Michael: If the whole world had clamped down that quickly, that fast, then it would have been something that we could have eliminated.
Corinne: Yes, it would have been a quick sneeze, you know?
Michael: Exactly. Now, what’s happened since is because the world has chosen to live with the virus – for understandable reasons, because let’s face it, once the virus took hold in certain communities, especially in more underprivileged countries, there was probably no realistic chance of containing it. And certain communities can’t afford the lockdown that others can.
So, for understandable reasons, the rest of the world has chosen to live with the virus but it has put China in a very difficult situation because really China was hoping the rest of the world would eliminate the virus as China had. Now China has started to allow people to come back. So, you have flares up of cases, but they are all from effectively returning Chinese people coming back to the country despite the strict quarantine rules. This is why you’ll see when there is an outbreak that’s why they react so fast and so furiously to it.
Corinne: So, it might seem a little bit over the top, but it’s been seen to work.

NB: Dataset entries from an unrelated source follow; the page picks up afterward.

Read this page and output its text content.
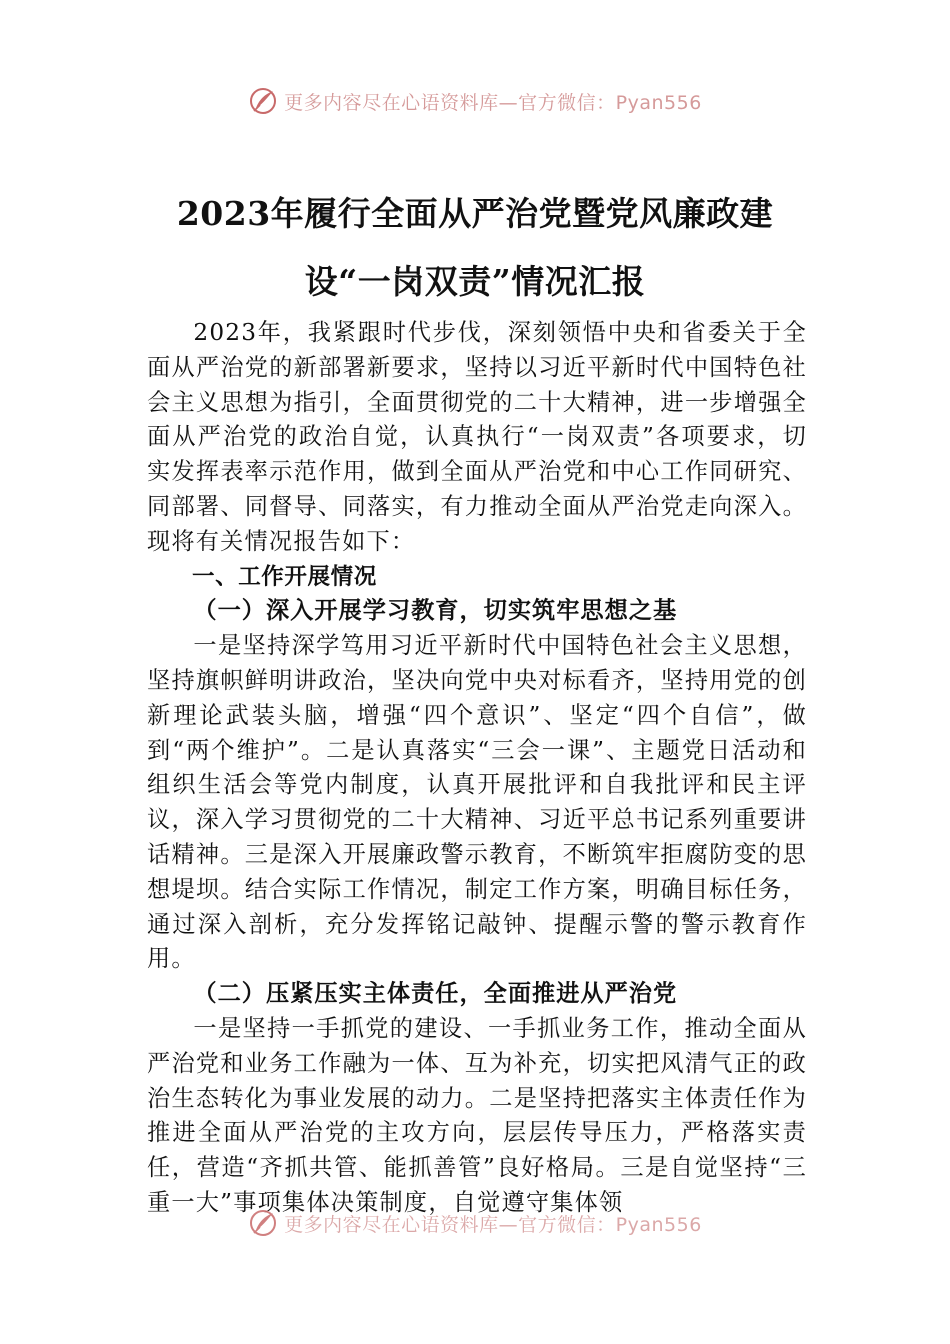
更多内容尽在心语资料库—官方微信：Pyan556
2023年履行全面从严治党暨党风廉政建
设“一岗双责”情况汇报

2023年，我紧跟时代步伐，深刻领悟中央和省委关于全面从严治党的新部署新要求，坚持以习近平新时代中国特色社会主义思想为指引，全面贯彻党的二十大精神，进一步增强全面从严治党的政治自觉，认真执行“一岗双责”各项要求，切实发挥表率示范作用，做到全面从严治党和中心工作同研究、同部署、同督导、同落实，有力推动全面从严治党走向深入。现将有关情况报告如下：

一、工作开展情况

（一）深入开展学习教育，切实筑牢思想之基

一是坚持深学笃用习近平新时代中国特色社会主义思想，坚持旗帜鲜明讲政治，坚决向党中央对标看齐，坚持用党的创新理论武装头脑，增强“四个意识”、坚定“四个自信”，做到“两个维护”。二是认真落实“三会一课”、主题党日活动和组织生活会等党内制度，认真开展批评和自我批评和民主评议，深入学习贯彻党的二十大精神、习近平总书记系列重要讲话精神。三是深入开展廉政警示教育，不断筑牢拒腐防变的思想堤坝。结合实际工作情况，制定工作方案，明确目标任务，通过深入剖析，充分发挥铭记敲钟、提醒示警的警示教育作用。

（二）压紧压实主体责任，全面推进从严治党

一是坚持一手抓党的建设、一手抓业务工作，推动全面从严治党和业务工作融为一体、互为补充，切实把风清气正的政治生态转化为事业发展的动力。二是坚持把落实主体责任作为推进全面从严治党的主攻方向，层层传导压力，严格落实责任，营造“齐抓共管、能抓善管”良好格局。三是自觉坚持“三重一大”事项集体决策制度，自觉遵守集体领

更多内容尽在心语资料库—官方微信：Pyan556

Michael: Yes, it’s seen as being over the top if you’re in amongst it. But actually, I mean, this is a country of 1.2 billion people. So, by locking down 20 million, another 1.18 billion of us are allowed to go back to daily life freely.
Corinne: Yeah, which is a perfect example of our idiom, our British idiom. You’ve got to be cruel to be kind.
Michael: Exactly. Now, there is growing pressure from certain business sectors for more international travel, the richer classes. However, you also must remember that China has a huge population. The vast majority of whom are not connected to international schools or international travel.
These are people who – it’s a different world, you know? There are very few foreigners in China per capita. There is something like a million foreigners in China, but if you look at the statistics, what fascinated me was per capita there are more foreigners living in North Korea than in China.